Confess Your Design Sins! #DesignLUX Praises Ecclesiastic Design & Architecture
The team at DCoopMedia can't believe that we're already flipping our calendars to the month of April. Wasn't it just yesterday that we were talking about what we'd be doing for New Year's Eve? (Spoiler alert: Did nothing and enjoyed every moment of it).
As we still haven't yet figured out how to turn back the hands of time, we're instead looking forward to Spring. Chances are that, with Easter approaching April 5th and the start of Passover on April 3rd, most of us will find ourselves in a church, synagogue, or other ecclesiastic edifice at some point in the upcoming weeks. And be it from the comfort of a solid wood pew, a metal folding chair, or a cushy seat, I'm certain that we have all, at one point or another, let our eyes wander, taking stock of the architecture of our surroundings. Good or bad, ultimately it's familiar and designed to serve just one purpose - to honor the presence of a higher power.
For centuries, the house of worship has been the centerpiece of every community around the world.
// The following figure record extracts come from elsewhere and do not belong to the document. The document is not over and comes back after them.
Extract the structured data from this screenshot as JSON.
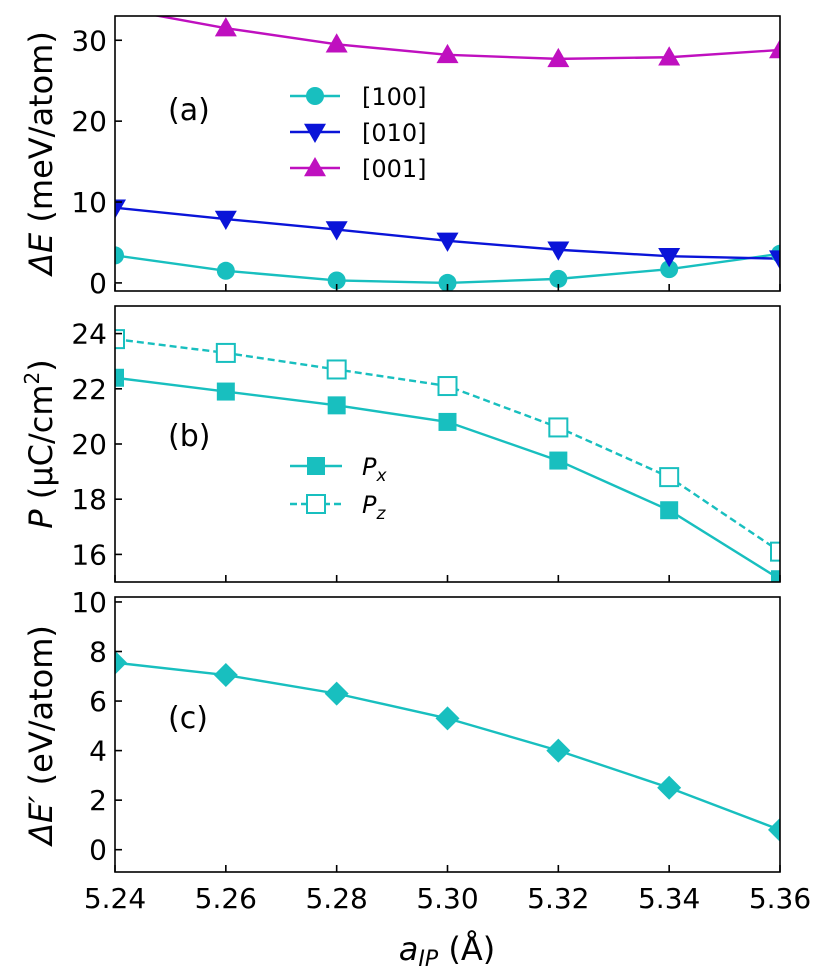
{
  "colors": {
    "cyan": "#18bfbf",
    "blue": "#0a14d8",
    "magenta": "#bf10bf",
    "axis": "#000000"
  },
  "chart_data": [
    {
      "type": "line",
      "panel_label": "(a)",
      "ylabel_main": "ΔE",
      "ylabel_unit": " (meV/atom)",
      "x": [
        5.24,
        5.26,
        5.28,
        5.3,
        5.32,
        5.34,
        5.36
      ],
      "xlim": [
        5.24,
        5.36
      ],
      "ylim": [
        -1,
        33
      ],
      "yticks": [
        0,
        10,
        20,
        30
      ],
      "ytick_labels": [
        "0",
        "10",
        "20",
        "30"
      ],
      "legend_position": "upper-middle",
      "series": [
        {
          "name": "[100]",
          "marker": "circle",
          "color": "#18bfbf",
          "dash": "solid",
          "fill": "filled",
          "values": [
            3.4,
            1.5,
            0.3,
            0.0,
            0.5,
            1.7,
            3.6
          ]
        },
        {
          "name": "[010]",
          "marker": "triangle-down",
          "color": "#0a14d8",
          "dash": "solid",
          "fill": "filled",
          "values": [
            9.3,
            7.9,
            6.6,
            5.2,
            4.1,
            3.3,
            3.0
          ]
        },
        {
          "name": "[001]",
          "marker": "triangle-up",
          "color": "#bf10bf",
          "dash": "solid",
          "fill": "filled",
          "values": [
            34.0,
            31.5,
            29.5,
            28.2,
            27.7,
            27.9,
            28.8
          ]
        }
      ]
    },
    {
      "type": "line",
      "panel_label": "(b)",
      "ylabel_main": "P",
      "ylabel_unit": " (μC/cm",
      "ylabel_sup": "2",
      "ylabel_close": ")",
      "x": [
        5.24,
        5.26,
        5.28,
        5.3,
        5.32,
        5.34,
        5.36
      ],
      "xlim": [
        5.24,
        5.36
      ],
      "ylim": [
        15,
        25
      ],
      "yticks": [
        16,
        18,
        20,
        22,
        24
      ],
      "ytick_labels": [
        "16",
        "18",
        "20",
        "22",
        "24"
      ],
      "legend_position": "middle",
      "series": [
        {
          "name": "P",
          "subscript": "x",
          "marker": "square",
          "color": "#18bfbf",
          "dash": "solid",
          "fill": "filled",
          "values": [
            22.4,
            21.9,
            21.4,
            20.8,
            19.4,
            17.6,
            15.1
          ]
        },
        {
          "name": "P",
          "subscript": "z",
          "marker": "square",
          "color": "#18bfbf",
          "dash": "dashed",
          "fill": "open",
          "values": [
            23.8,
            23.3,
            22.7,
            22.1,
            20.6,
            18.8,
            16.1
          ]
        }
      ]
    },
    {
      "type": "line",
      "panel_label": "(c)",
      "ylabel_main": "ΔE′",
      "ylabel_unit": " (eV/atom)",
      "x": [
        5.24,
        5.26,
        5.28,
        5.3,
        5.32,
        5.34,
        5.36
      ],
      "xlim": [
        5.24,
        5.36
      ],
      "ylim": [
        -0.9,
        10.2
      ],
      "yticks": [
        0,
        2,
        4,
        6,
        8,
        10
      ],
      "ytick_labels": [
        "0",
        "2",
        "4",
        "6",
        "8",
        "10"
      ],
      "xticks": [
        5.24,
        5.26,
        5.28,
        5.3,
        5.32,
        5.34,
        5.36
      ],
      "xtick_labels": [
        "5.24",
        "5.26",
        "5.28",
        "5.30",
        "5.32",
        "5.34",
        "5.36"
      ],
      "xlabel_main": "a",
      "xlabel_sub": "IP",
      "xlabel_unit": " (Å)",
      "series": [
        {
          "name": "ΔE′",
          "marker": "diamond",
          "color": "#18bfbf",
          "dash": "solid",
          "fill": "filled",
          "values": [
            7.55,
            7.05,
            6.3,
            5.3,
            4.0,
            2.5,
            0.8
          ]
        }
      ]
    }
  ]
}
The heavily ornamented spires of a medieval cathedral piercing the skyline of a European city square, the simple bell tower of an early American chapel peeking out from between the trees of a Southern town, or a modern glass encased spectacle of modern architecture, these structures are oftentimes inspired masterpieces of architecture, perfect examples of vernacular design, the best the world of design had to offer at the time of their creation.
This is why this Thursday, April 2nd, #DesignLUX will be raising our hands, hearts, and voices to the proverbial roof with a discussion centered on ecclesiastic architecture. From 400 year old French cathedrals to newly constructed buildings designed to honor both a higher power and Mother Earth, we'll talk architecture, design, and maybe even a bit of nostalgia. Houses of Worship of all religions are welcome and we certainly hope to see your favorites in the mix.